Student spotlight: Samantha Birk

Samantha Birk has always been interested in traveling abroad. So when the junior learned about the U.S.-U.K. Fulbright Commission’s U.K. Summer Institute, she decided to take a chance and apply.

“The (Binghamton) area is familiar to me,” Birk said. “I’m away from home, but I do have family here. So I wanted to see other parts of the world.”

Birk, a double major in psychology and management who minors in theatre, made it through the arduous application and interview process and became one of 61 U.S. students invited to travel to the UK during the summer of 2013, to one of that nation’s top educational institutions. It was the second year in a row that a Binghamton University student was selected.

Birk was one of only four U.S. students to study at King’s College London Summer Institute (the other three were from Princeton, Kansas State and the University of Connecticut). The program – “Learning, Inventing, and Reinventing: The British City, Past and Present” – gave students the opportunity to learn about the history of British cities both in and out of the classroom.

“The course was hands-on,” Birk said. “A lot of time was spent outside exploring London and going to different areas, such as Manchester and Liverpool.”

While Birk praised the teachers and staff at King’s College London, she was equally impressed with her international graduate-student mentors who helped make the transition to British life easier.

“We had dinner with their families,” she said. “They took us to the best markets and gardens. It was nice to be with them. Those are the moments that stand out to me.”

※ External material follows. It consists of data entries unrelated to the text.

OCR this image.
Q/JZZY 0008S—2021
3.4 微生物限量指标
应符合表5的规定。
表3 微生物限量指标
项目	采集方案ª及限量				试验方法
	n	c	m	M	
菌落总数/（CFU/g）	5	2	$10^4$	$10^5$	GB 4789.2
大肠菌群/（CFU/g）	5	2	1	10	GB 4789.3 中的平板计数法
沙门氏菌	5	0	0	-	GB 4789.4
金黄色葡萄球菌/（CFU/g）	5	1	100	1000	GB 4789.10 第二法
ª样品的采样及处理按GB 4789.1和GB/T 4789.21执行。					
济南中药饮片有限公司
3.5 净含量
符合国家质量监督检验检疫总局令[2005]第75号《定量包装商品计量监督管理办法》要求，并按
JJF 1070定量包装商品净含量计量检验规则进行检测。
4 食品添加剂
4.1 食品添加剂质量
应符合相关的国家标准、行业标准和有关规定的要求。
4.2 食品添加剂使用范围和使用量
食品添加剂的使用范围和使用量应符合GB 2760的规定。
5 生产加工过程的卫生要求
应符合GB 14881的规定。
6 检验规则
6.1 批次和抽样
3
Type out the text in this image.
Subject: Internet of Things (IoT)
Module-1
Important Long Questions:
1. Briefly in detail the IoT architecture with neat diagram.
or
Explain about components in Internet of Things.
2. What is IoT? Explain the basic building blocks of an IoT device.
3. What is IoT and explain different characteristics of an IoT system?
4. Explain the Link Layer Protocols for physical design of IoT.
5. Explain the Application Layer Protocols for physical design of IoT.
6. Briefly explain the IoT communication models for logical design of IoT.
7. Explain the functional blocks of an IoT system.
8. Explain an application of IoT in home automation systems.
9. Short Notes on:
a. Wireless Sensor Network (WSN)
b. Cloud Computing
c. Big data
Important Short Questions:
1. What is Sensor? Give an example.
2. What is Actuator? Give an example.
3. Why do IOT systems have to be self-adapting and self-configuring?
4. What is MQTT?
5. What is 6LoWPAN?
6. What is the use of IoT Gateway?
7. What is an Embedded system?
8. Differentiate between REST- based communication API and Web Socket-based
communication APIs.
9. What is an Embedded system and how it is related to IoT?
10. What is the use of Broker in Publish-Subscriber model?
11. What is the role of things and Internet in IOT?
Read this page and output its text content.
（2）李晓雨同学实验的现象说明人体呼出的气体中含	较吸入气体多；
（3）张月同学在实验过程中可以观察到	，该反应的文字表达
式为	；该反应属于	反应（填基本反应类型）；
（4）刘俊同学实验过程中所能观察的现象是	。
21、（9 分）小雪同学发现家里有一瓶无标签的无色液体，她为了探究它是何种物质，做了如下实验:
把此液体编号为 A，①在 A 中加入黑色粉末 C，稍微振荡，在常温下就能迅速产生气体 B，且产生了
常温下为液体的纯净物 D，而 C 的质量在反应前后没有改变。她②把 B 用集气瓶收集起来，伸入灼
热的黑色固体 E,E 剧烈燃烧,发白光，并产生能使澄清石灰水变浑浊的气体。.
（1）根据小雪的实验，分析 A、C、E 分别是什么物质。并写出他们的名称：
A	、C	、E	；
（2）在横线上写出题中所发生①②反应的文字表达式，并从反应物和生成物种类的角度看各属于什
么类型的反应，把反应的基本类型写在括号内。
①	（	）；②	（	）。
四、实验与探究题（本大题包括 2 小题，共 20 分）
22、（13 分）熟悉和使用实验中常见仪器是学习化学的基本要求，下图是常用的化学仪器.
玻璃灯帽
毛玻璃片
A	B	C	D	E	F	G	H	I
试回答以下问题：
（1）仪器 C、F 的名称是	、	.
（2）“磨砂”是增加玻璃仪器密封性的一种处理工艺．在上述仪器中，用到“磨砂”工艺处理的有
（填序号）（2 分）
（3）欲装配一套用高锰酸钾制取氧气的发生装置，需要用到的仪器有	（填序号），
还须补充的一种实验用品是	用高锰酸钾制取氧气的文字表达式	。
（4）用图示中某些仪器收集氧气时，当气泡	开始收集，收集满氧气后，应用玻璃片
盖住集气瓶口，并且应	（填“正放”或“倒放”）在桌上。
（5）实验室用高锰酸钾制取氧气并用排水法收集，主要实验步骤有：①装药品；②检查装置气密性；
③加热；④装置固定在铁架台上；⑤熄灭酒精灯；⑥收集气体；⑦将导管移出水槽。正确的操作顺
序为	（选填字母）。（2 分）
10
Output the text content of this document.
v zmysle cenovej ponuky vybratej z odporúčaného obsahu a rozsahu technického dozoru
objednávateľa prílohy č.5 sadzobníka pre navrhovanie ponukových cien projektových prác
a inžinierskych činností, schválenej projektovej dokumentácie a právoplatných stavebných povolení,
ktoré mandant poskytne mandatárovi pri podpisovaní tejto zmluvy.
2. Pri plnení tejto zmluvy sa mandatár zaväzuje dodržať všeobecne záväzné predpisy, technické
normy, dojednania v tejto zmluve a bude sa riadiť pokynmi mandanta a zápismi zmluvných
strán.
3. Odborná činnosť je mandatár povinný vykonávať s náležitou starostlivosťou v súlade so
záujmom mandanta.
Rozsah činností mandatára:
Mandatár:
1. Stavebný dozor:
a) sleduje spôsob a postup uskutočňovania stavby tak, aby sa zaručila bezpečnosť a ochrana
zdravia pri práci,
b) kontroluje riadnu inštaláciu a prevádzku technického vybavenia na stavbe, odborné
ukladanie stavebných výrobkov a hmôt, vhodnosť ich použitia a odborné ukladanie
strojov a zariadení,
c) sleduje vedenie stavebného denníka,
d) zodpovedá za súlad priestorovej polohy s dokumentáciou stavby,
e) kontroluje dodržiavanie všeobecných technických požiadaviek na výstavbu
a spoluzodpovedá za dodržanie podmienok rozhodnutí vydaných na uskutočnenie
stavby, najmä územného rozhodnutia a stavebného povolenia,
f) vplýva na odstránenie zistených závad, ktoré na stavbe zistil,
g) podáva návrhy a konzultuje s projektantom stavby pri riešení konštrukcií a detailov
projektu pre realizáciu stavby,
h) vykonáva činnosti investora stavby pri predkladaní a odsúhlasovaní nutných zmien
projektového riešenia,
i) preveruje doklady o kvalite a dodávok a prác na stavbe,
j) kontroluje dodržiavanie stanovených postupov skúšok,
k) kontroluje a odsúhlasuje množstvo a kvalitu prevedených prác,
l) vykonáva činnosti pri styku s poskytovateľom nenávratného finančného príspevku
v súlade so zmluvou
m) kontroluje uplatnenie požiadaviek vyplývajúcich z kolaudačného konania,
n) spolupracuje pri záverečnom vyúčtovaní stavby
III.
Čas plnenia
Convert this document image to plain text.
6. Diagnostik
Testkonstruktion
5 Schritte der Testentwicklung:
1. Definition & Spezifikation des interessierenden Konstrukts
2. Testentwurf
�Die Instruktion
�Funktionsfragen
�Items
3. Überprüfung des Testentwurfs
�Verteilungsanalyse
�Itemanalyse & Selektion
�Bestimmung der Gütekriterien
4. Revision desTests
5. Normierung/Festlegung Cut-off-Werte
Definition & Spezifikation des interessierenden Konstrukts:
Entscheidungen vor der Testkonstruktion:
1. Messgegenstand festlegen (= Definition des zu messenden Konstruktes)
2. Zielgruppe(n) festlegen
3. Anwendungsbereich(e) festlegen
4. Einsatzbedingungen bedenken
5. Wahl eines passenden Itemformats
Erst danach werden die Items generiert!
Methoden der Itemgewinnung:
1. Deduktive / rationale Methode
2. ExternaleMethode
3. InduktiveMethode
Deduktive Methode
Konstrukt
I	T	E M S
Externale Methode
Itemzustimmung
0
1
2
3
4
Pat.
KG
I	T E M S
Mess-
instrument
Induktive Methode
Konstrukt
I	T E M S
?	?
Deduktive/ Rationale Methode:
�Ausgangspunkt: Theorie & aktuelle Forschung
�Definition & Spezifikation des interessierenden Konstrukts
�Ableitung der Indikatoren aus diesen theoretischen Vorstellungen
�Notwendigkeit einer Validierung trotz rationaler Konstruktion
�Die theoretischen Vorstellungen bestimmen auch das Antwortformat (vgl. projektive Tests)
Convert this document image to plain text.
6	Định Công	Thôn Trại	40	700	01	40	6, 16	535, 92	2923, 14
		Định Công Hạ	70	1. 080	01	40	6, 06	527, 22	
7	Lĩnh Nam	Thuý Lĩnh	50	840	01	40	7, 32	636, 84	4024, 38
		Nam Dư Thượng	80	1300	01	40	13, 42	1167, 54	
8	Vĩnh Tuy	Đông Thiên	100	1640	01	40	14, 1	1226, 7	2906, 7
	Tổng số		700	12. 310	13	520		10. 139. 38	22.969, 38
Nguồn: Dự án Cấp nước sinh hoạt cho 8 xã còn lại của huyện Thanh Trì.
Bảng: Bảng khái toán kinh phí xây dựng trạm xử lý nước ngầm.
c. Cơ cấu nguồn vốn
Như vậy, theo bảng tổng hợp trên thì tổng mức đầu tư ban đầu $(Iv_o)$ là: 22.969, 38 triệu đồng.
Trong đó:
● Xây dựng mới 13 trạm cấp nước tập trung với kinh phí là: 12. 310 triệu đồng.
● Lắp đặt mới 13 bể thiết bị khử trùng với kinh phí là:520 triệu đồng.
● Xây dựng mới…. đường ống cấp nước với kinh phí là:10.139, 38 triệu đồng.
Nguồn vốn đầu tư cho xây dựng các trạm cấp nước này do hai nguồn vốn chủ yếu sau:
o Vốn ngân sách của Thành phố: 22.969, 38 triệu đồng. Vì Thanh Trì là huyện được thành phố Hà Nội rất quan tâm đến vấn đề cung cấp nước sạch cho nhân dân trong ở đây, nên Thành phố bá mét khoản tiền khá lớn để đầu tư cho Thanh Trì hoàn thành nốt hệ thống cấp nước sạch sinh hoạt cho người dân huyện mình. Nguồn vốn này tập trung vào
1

Part of the Fulbright Commission’s criteria for choosing students for the program is academic excellence and a range of extracurricular and community activities. Birk certainly stands out in the latter categories, as she works in the Institute for Childhood Development; serves as a research assistant in Professor Brandon Gibb’s Mood Disorders Institute; is the promotions director for the Women in Business student group; is choreographer for Evolution Dance Company on campus; teaches dance in Vestal; was a 2012 SUNY Emerging Leader; and is a former member of the Johnson City Mentor Program.